The discovery of this genus forms one of the most important additions that geology has made to comparative anatomy. Baron Cuvier deemed “its structure to have been the most singular, and its characters the most monstrous, that had been yet discovered amid the ruins of a former world.” To the head of a lizard it united the teeth of a crocodile, a neck of enormous length, resembling the body of a serpent, a trunk and tail having the proportions of an ordinary quadruped, the ribs of a chameleon, and the paddles of a whale. “Such,” writes Dr. Buckland, “are the strange combinations of form and structure in the Plesiosaurus, a genus, the remains of which, after interment for thousands of years amidst the wreck of millions of extinct inhabitants of the ancient earth, are at length recalled to light by the researches of the geologist, and submitted to our examination, in nearly as perfect a state as the bones of species that are now existing upon the earth.” (Op. cit., vol. v. p. 203).
The first remains of this animal were discovered in the lias of Lyme Regis, about the year 1823, and formed the subject of the paper by the Rev. Mr. Conybeare (now Dean of Llandaff), and Mr. (now Sir Henry) De la Beche, in which the genus was established and named Plesiosaurus (from the Greek words, plesios and sauros, signifying “near” or “allied to,” and “lizard”), because the authors saw that it was more nearly allied to the lizard than was the Ichthyosaurus from the same formation.
The entire and undisturbed skeletons of several individuals, of different species, have since been discovered, fully confirming the sagacious restorations by the original discoverers of the Plesiosaurus. Of these species three have been selected as the subjects of Mr. Waterhouse Hawkins’s reconstructions and representations of the living form of the strange reptiles.
No. 15.—Plesiosaurus macrocephalus.
The first of these has been called, from the relatively larger size of the head, the Plesiosaurus macrocephalus (No. 15), (Gr. macros, long, cephale, head). The entire length of the animal, as indicated by the largest remains, and as given in the restoration, is eighteen feet, the length of the head being two feet, that of the neck six feet; the greatest girth of the body yields seven feet.

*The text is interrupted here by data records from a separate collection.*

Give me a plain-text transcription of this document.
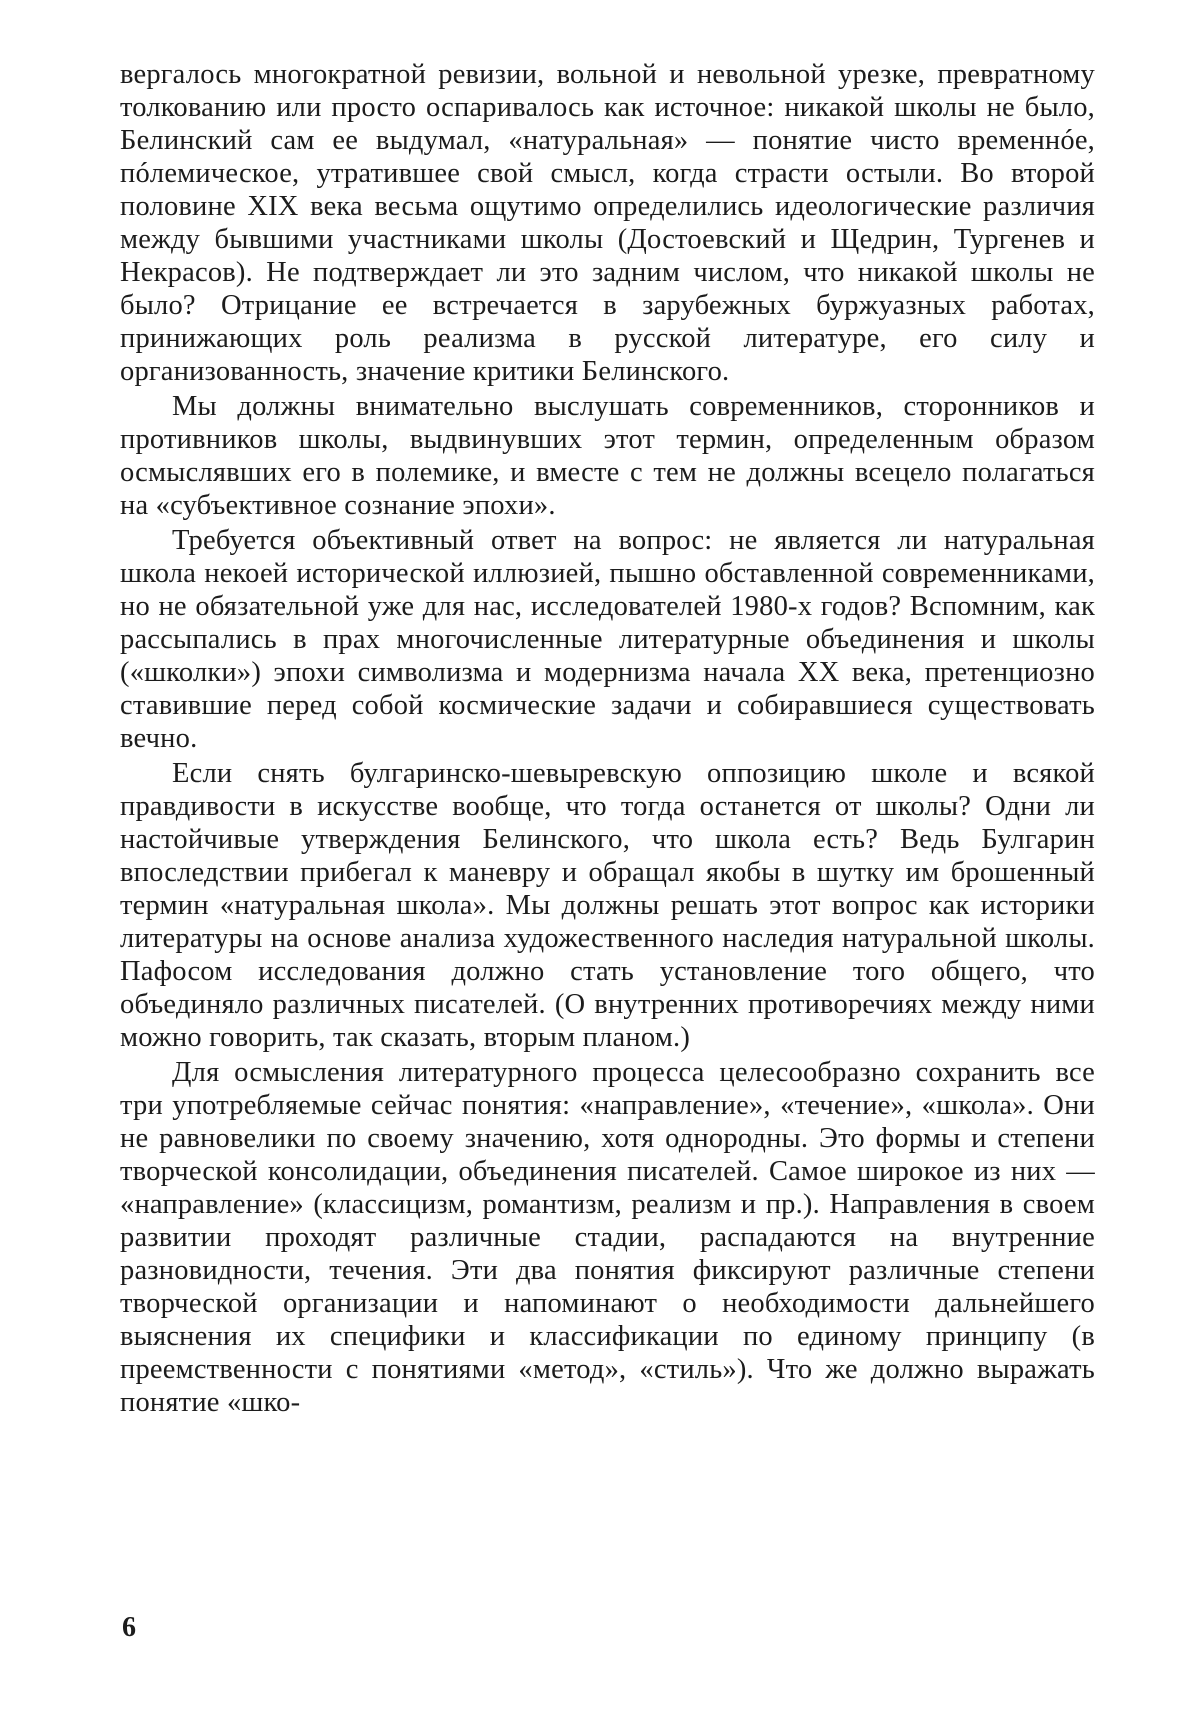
вергалось многократной ревизии, вольной и невольной урезке, превратному толкованию или просто оспаривалось как источное: никакой школы не было, Белинский сам ее выдумал, «натуральная» — понятие чисто временнóе, пóлемическое, утратившее свой смысл, когда страсти остыли. Во второй половине XIX века весьма ощутимо определились идеологические различия между бывшими участниками школы (Достоевский и Щедрин, Тургенев и Некрасов). Не подтверждает ли это задним числом, что никакой школы не было? Отрицание ее встречается в зарубежных буржуазных работах, принижающих роль реализма в русской литературе, его силу и организованность, значение критики Белинского.

Мы должны внимательно выслушать современников, сторонников и противников школы, выдвинувших этот термин, определенным образом осмыслявших его в полемике, и вместе с тем не должны всецело полагаться на «субъективное сознание эпохи».

Требуется объективный ответ на вопрос: не является ли натуральная школа некоей исторической иллюзией, пышно обставленной современниками, но не обязательной уже для нас, исследователей 1980-х годов? Вспомним, как рассыпались в прах многочисленные литературные объединения и школы («школки») эпохи символизма и модернизма начала XX века, претенциозно ставившие перед собой космические задачи и собиравшиеся существовать вечно.

Если снять булгаринско-шевыревскую оппозицию школе и всякой правдивости в искусстве вообще, что тогда останется от школы? Одни ли настойчивые утверждения Белинского, что школа есть? Ведь Булгарин впоследствии прибегал к маневру и обращал якобы в шутку им брошенный термин «натуральная школа». Мы должны решать этот вопрос как историки литературы на основе анализа художественного наследия натуральной школы. Пафосом исследования должно стать установление того общего, что объединяло различных писателей. (О внутренних противоречиях между ними можно говорить, так сказать, вторым планом.)

Для осмысления литературного процесса целесообразно сохранить все три употребляемые сейчас понятия: «направление», «течение», «школа». Они не равновелики по своему значению, хотя однородны. Это формы и степени творческой консолидации, объединения писателей. Самое широкое из них — «направление» (классицизм, романтизм, реализм и пр.). Направления в своем развитии проходят различные стадии, распадаются на внутренние разновидности, течения. Эти два понятия фиксируют различные степени творческой организации и напоминают о необходимости дальнейшего выяснения их специфики и классификации по единому принципу (в преемственности с понятиями «метод», «стиль»). Что же должно выражать понятие «шко-

6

No. 15. Plesiosaurus macrocephalus.
Although Baron Cuvier and Dr. Buckland both rightly allude to the resemblance of the fins or paddles of the Plesiosaur to those of the whale, yet this most remarkable difference must be borne in mind, that, whereas the whale tribe have never more than one pair of fins, the Plesiosaurs have always two pairs, answering to the fore and hind limbs of land quadrupeds; and the fore-pair of fins, corresponding to those in the whale, differed by being more firmly articulated, through the medium of collar-bones (clavicles), and of two other very broad and strong bones (called coracoids), to the trunk (thorax), whereby they were the better enabled to move the animal upon dry land.
Remains of the Plesiosaurus macrocephalus have been discovered in the lias of Lyme Regis, in Dorsetshire, and of Weston, in Somersetshire.